Kuchar began making films with his twin brother Mike in the fifties, when the two were mere teenagers. Growing up in New York City, they shot 8mm films that were quirky and idiosyncratic, eventually joining Andy Warhol, Ken Jacobs, Jonas Mekas, and Jack Smith in the city’s underground film scene. Though the brothers would split apart by the mid-70s, their artistic visions diverging rapidly, they produced about fifteen films together.

These works, like many of the underground movement, exploit low-budget effects and untrained actors. Anita Needs Me (1963), for example, is the Kuchars’ video diary response to the popularity of the French New Wave, mixing faux-poetic voiceover narration with synthetic pop sounds. Kuchar’s most seminal work, Hold Me While I’m Naked (1966), named by Village Voice as one of the greatest films of the 20th century, opens with a dazzle of bright lights followed by the image of a young, nervous actress gyrating against the cityscape. Sins of the Fleshapoids (1965) is a science-fiction farce that falls somewhere between parody and horror.
Kuchar would come into his own by the seventies, inspired by the comic book stylings of such friends as Art Spiegelman. After being laid off from a commercial art job in New York City, Kuchar landed a teaching position at the San Francisco Art Institute’s film department. He has kept this post since 1971, and Kuchar has often collaborated with his own students in his work.

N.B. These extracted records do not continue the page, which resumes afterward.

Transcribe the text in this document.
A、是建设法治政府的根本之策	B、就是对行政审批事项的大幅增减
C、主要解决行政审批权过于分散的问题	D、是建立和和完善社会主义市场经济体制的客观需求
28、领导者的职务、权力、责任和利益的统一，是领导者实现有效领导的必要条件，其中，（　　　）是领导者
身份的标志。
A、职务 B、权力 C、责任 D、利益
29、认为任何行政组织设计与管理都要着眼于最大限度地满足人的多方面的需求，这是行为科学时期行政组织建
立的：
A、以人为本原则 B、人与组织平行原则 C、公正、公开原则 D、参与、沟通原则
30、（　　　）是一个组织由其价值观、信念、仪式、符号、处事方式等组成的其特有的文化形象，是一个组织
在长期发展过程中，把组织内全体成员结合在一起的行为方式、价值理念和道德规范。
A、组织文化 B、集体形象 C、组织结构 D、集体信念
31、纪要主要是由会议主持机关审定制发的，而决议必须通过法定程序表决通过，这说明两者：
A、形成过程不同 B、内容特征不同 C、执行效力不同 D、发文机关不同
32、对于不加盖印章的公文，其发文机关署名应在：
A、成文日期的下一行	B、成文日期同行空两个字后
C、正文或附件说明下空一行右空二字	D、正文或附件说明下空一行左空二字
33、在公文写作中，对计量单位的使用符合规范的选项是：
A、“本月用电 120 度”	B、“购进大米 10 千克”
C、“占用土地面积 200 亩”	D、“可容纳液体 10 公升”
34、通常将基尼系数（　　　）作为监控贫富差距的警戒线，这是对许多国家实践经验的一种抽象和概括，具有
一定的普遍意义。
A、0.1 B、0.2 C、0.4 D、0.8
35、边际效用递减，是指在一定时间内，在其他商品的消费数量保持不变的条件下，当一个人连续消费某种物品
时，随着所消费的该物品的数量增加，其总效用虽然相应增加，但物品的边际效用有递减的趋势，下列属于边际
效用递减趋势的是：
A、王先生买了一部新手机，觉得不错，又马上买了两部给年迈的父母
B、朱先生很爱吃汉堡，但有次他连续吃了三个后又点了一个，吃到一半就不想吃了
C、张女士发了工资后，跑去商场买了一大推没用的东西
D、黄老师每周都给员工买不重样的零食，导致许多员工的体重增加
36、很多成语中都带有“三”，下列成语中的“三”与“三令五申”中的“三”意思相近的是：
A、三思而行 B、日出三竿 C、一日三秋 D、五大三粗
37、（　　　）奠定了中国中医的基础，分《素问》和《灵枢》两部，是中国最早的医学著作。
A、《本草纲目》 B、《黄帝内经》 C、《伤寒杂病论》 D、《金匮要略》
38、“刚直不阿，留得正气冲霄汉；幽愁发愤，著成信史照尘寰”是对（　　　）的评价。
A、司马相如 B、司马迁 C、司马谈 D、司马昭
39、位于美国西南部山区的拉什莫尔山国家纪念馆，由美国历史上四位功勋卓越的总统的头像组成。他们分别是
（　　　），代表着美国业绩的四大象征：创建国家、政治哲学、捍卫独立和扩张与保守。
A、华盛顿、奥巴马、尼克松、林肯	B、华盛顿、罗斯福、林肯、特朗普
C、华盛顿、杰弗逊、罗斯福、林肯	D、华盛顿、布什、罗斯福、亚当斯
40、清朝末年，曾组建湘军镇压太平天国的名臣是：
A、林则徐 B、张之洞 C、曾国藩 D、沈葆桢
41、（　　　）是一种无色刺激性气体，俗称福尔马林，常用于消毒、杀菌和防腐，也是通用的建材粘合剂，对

His individual output in the seventies ranged, on a stylistic level, from the grotesque to the absurd. His saturated color palettes and kitsch taste buds, two defining characteristics, take center stage. I, An Actress (1977) was originally meant to be a screen test for one of Kuchar’s students at the Art Institute. The improvisatory film is bathed in an ominous, unwelcoming green haze; his subjects shout with crude, distinctive voices, but the work is also funny and touching in places we wouldn’t expect.
For some, the type of filmmaking Kuchar typifies might seem overwhelming, even off-putting. His works are so far removed from mainstream conventions of New Hollywood that they can be called shock art. It’s true, of course, that Kuchar’s films are at least partly built upon a sensationalistic impulse. The worlds Kuchar creates are actively perverse.

In one film, for example, fat, elderly men decorate themselves in lipstick and smoke cigarettes. These are the kinds of images that are meant to surprise us and move us. They define camp, of course, but they go a step further than this mere shock level. In the eighties, Kuchar moved toward recording video diaries of himself. These video diaries hearken back to cinéma vérité yet play upon Kuchar’s highly theatrical, performative persona. This mix between truth and farce is essentially what Kuchar’s work is all about.
Considering that his contemporaries were such widely-celebrated names as Warhol and Brakhage, perhaps it’s strange that George Kuchar is not as well known as these artists have become. His work plays with our own cultural pastiches in a way that some may deem in bad taste, but there is an unexpected poignancy hidden behind the chaotic energy of his work.
A small exhibition of photographs, stills, and drawings by George Kuchar is open through September 4 at Mulherin Pollard Projects in New York.